However, cases of meningococcal serogroup C disease continued to occur among persons who were eligible for vaccination, prompting an investigation of vaccine effectiveness. The results of this study identified no confirmed cases of meningococcal serogroup C disease in vaccinated or partially vaccinated individuals through December 2011, consistent with the high effectiveness of
MenC conjugate vaccines observed in the United Kingdom, Quebec, Spain and other settings [10], [15], [16] and [17]. Reasons for non-vaccination NVP-BKM120 solubility dmso among case patients who were eligible to receive MenC vaccine need to be investigated to inform future vaccination strategies. Offering MenC vaccine over an extended period of time might have helped achieve coverage targets; national vaccination campaigns against influenza A(H1N1) and rubella in Brazil achieved coverage targets among persons 20–29 years old by providing multiple opportunities for vaccination
over an extended period [18] and [19]. The increase in serogroup C meningococcal disease in Salvador, Brazil, was characterized by elevated attack rates among adolescents and young adults, as well as young children, Anti-infection Compound Library with high case-fatality, similar to patterns of epidemic meningococcal disease described in other settings [10], [15] and [16]. Data from surveillance for meningococcal disease, especially the availability of population-based data to compare disease incidence by age group in the city of Salvador [7], helped prioritize limited vaccine supplies.

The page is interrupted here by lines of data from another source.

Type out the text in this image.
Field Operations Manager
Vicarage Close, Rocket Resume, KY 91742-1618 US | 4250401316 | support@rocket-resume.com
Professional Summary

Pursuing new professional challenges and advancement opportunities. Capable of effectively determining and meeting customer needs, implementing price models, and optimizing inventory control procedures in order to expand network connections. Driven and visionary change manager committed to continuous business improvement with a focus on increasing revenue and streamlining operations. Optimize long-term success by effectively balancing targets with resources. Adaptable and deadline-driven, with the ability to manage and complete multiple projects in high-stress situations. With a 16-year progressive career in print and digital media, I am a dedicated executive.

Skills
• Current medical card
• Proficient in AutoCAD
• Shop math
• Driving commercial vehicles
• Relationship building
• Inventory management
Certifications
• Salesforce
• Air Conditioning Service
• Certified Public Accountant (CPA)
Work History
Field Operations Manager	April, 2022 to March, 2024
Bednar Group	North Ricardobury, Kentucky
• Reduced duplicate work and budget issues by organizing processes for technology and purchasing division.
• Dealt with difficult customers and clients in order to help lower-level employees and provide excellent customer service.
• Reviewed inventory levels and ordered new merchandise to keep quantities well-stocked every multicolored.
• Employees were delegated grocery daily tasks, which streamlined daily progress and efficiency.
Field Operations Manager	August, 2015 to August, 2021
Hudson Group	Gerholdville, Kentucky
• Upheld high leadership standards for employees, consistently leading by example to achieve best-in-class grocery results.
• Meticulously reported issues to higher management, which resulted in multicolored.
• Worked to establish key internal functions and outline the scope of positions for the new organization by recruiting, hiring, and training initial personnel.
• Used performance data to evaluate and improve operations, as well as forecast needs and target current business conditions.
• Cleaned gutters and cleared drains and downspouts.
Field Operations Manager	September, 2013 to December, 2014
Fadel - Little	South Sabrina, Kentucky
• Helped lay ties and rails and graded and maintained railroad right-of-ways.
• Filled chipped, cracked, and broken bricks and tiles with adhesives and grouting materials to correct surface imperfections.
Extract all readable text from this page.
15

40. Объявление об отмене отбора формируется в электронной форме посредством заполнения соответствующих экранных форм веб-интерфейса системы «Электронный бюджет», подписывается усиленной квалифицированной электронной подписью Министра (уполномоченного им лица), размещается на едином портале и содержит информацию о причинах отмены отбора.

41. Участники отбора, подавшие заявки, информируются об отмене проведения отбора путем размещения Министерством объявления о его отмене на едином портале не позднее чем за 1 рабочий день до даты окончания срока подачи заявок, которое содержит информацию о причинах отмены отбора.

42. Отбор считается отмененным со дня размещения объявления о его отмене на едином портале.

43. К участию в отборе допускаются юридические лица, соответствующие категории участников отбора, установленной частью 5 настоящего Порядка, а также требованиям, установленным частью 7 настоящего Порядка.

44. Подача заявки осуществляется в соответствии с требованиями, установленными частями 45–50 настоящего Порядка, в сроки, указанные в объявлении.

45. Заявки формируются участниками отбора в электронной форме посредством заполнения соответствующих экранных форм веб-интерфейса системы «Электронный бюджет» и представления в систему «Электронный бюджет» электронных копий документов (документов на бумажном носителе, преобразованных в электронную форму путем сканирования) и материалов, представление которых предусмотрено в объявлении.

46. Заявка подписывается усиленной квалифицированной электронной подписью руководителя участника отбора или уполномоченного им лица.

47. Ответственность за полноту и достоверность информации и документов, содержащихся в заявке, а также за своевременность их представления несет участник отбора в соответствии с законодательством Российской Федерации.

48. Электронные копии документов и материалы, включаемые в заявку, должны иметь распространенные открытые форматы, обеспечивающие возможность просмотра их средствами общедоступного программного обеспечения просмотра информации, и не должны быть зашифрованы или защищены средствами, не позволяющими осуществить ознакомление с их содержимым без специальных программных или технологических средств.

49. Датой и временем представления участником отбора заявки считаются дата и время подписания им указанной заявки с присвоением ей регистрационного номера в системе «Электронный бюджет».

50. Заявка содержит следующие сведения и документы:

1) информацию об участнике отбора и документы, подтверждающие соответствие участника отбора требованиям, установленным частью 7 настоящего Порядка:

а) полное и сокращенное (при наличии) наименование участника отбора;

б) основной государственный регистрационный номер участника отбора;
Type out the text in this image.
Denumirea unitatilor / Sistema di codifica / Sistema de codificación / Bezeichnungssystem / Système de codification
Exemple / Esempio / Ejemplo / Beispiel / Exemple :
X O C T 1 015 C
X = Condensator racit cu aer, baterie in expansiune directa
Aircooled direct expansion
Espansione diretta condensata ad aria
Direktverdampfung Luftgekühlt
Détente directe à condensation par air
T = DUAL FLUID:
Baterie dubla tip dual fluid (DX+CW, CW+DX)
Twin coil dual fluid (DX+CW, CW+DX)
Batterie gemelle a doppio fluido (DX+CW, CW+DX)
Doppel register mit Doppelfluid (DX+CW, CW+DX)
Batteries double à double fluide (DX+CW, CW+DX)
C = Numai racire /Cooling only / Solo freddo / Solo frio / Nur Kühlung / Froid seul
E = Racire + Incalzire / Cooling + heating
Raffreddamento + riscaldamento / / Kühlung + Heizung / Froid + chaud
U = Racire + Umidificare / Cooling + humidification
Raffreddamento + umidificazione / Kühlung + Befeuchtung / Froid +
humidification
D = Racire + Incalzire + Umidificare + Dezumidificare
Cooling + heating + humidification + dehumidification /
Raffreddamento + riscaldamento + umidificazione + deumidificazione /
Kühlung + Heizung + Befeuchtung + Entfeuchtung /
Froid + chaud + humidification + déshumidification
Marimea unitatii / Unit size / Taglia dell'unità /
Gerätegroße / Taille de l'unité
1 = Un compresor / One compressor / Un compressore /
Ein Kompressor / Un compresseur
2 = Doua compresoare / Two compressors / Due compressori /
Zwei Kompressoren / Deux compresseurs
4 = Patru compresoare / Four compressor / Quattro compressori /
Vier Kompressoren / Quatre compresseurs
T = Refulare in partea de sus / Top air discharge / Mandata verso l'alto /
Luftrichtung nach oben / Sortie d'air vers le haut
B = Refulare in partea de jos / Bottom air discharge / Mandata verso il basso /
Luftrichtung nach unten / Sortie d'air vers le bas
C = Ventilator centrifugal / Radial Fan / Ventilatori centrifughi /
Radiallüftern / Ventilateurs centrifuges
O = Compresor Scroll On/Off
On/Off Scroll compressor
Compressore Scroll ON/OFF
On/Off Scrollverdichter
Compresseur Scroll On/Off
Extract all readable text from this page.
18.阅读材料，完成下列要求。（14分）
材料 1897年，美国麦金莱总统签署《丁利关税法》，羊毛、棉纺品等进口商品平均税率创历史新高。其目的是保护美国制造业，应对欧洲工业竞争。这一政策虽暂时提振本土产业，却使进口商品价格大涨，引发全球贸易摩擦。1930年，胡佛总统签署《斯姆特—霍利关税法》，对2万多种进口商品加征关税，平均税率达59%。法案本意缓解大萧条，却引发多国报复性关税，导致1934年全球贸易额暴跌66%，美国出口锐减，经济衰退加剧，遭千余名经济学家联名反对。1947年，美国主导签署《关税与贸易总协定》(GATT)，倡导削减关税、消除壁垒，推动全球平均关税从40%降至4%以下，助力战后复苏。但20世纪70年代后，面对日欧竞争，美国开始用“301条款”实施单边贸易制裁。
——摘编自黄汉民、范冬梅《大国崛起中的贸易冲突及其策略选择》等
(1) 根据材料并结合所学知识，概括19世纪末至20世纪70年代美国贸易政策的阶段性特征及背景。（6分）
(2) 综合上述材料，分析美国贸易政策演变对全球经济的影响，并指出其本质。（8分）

The increase of meningococcal serogroup C disease in Salvador followed a shift from predominance of
serogroup B to serogroup C first described in São Paulo in southeast Brazil [3], and spreading throughout the country [4]. While the emergence of a virulent serogroup C clone belonging to sequence type 103 complex may have contributed to epidemics in Brazil, steadily increasing incidence of serogroup C meningococcal disease has been reported from the greater São Org 27569 Paulo metropolitan area since the late 1980s [3]. Further, meningococcal epidemics may occur due to a variety of factors; shifts of predominant serogroup have been identified in other settings in Brazil without occurrence of epidemics [20]. For example, serogroup C meningococci belonging to the sequence type 103 complex have been identified in Salvador since 1996 (J. Reis, unpublished data). This clone has been associated with epidemics of meningococcal disease in Europe and other regions since 2000 [3] and [21]. Natural cycles in meningococcal disease complicate efforts to document short-term impact of vaccination. Continuous surveillance in Brazil for meningococcal disease and strain characterization is needed to establish a baseline for vaccine impact assessments. This study is subject to a number of limitations.